Le diagnostic doit tenir compte de l’état vieillissant ou dégradé de plusieurs ouvrages : canaux de prétraitement fissurés avec traces de calcite et suintements, bassin d’aération de la file 2 fissuré, clarificateur présentant des flottants, caniveau de reprise insuffisamment entretenu et regard de sortie fissuré. La herse de l’épaississeur est fortement corrodée ; le fonctionnement de la centrifugeuse en mode épaississement est difficile. La filière de traitement des matières de vidange n’est pas utilisée.

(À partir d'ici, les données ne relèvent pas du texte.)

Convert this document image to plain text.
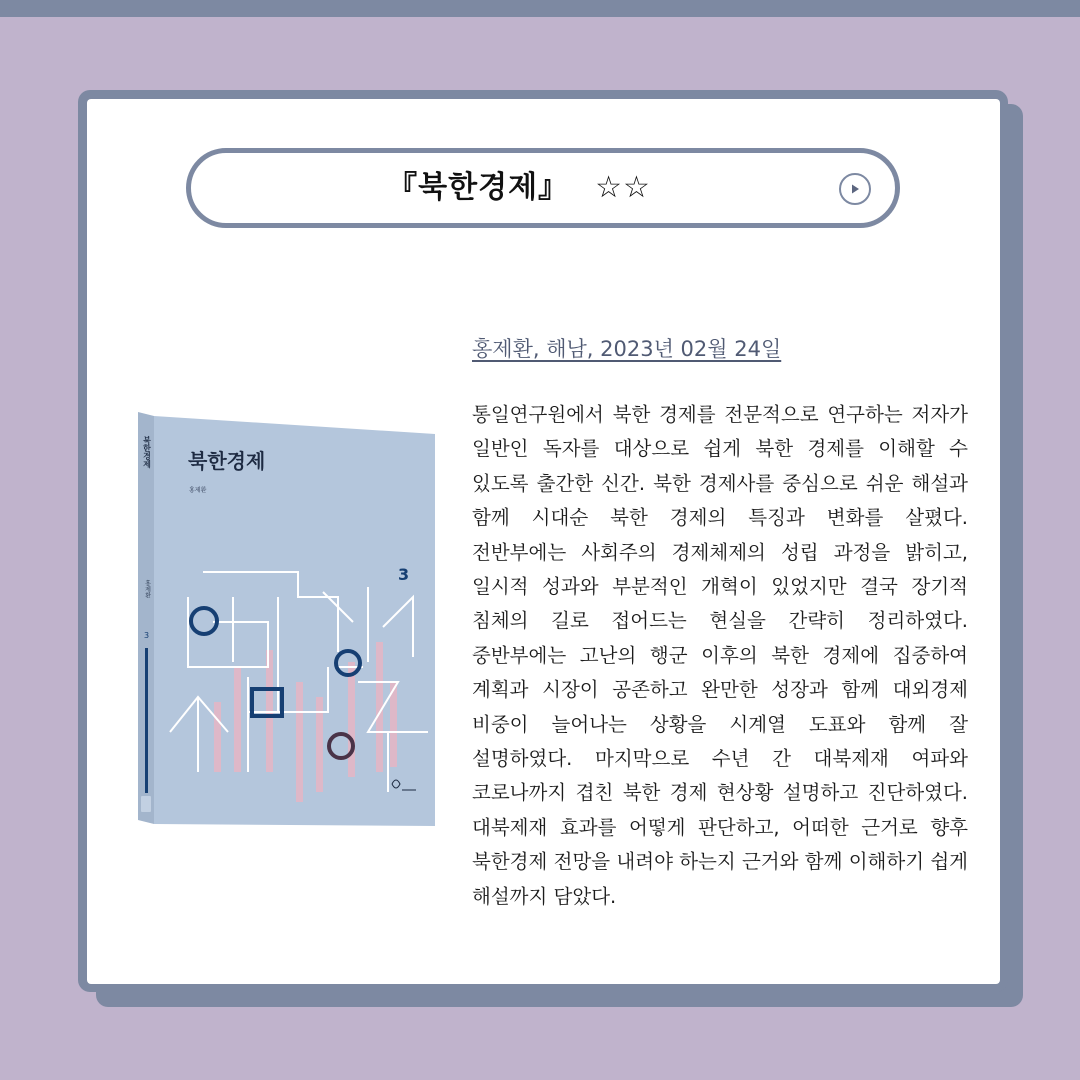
『북한경제』 ☆☆
홍제환, 해남, 2023년 02월 24일
통일연구원에서 북한 경제를 전문적으로 연구하는 저자가 일반인 독자를 대상으로 쉽게 북한 경제를 이해할 수 있도록 출간한 신간. 북한 경제사를 중심으로 쉬운 해설과 함께 시대순 북한 경제의 특징과 변화를 살폈다. 전반부에는 사회주의 경제체제의 성립 과정을 밝히고, 일시적 성과와 부분적인 개혁이 있었지만 결국 장기적 침체의 길로 접어드는 현실을 간략히 정리하였다. 중반부에는 고난의 행군 이후의 북한 경제에 집중하여 계획과 시장이 공존하고 완만한 성장과 함께 대외경제 비중이 늘어나는 상황을 시계열 도표와 함께 잘 설명하였다. 마지막으로 수년 간 대북제재 여파와 코로나까지 겹친 북한 경제 현상황 설명하고 진단하였다. 대북제재 효과를 어떻게 판단하고, 어떠한 근거로 향후 북한경제 전망을 내려야 하는지 근거와 함께 이해하기 쉽게 해설까지 담았다.
북한경제
홍제환
3
북한경제
홍제환
3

Phase 3 — Évaluation technico-économique

Pour la solution retenue, le titulaire réalise les prédimensionnements des ouvrages et équipements, établit un plan d’implantation de principe et prépare un plan d’investissement avec phasage des travaux si nécessaire. L’analyse doit permettre au maître d’ouvrage de décider des travaux à engager sur des bases techniques, économiques, environnementales et réglementaires.

Phase 4 — Préparation de la maîtrise d’œuvre

Le titulaire rédige le CCTP destiné au recrutement de la maîtrise d’œuvre pour la réalisation des travaux préconisés. Chaque phase donne lieu à un rapport de synthèse ; un rapport complet final reprend l’ensemble de l’étude. Une note finale de synthèse et de présentation regroupe les travaux à réaliser, le programme d’intervention, les contraintes identifiées, les coûts d’investissement et d’exploitation estimés pour chaque opération et les plans de principe localisant les travaux.

Des réunions de lancement, de présentation intermédiaire des scénarios et de restitution finale sont prévues. Le titulaire fournit les explications techniques et économiques nécessaires, propose si besoin d’autres réunions avec les services ou instances concernés et remet un compte rendu provisoire puis définitif dans les 7 jours ouvrés suivant chaque réunion.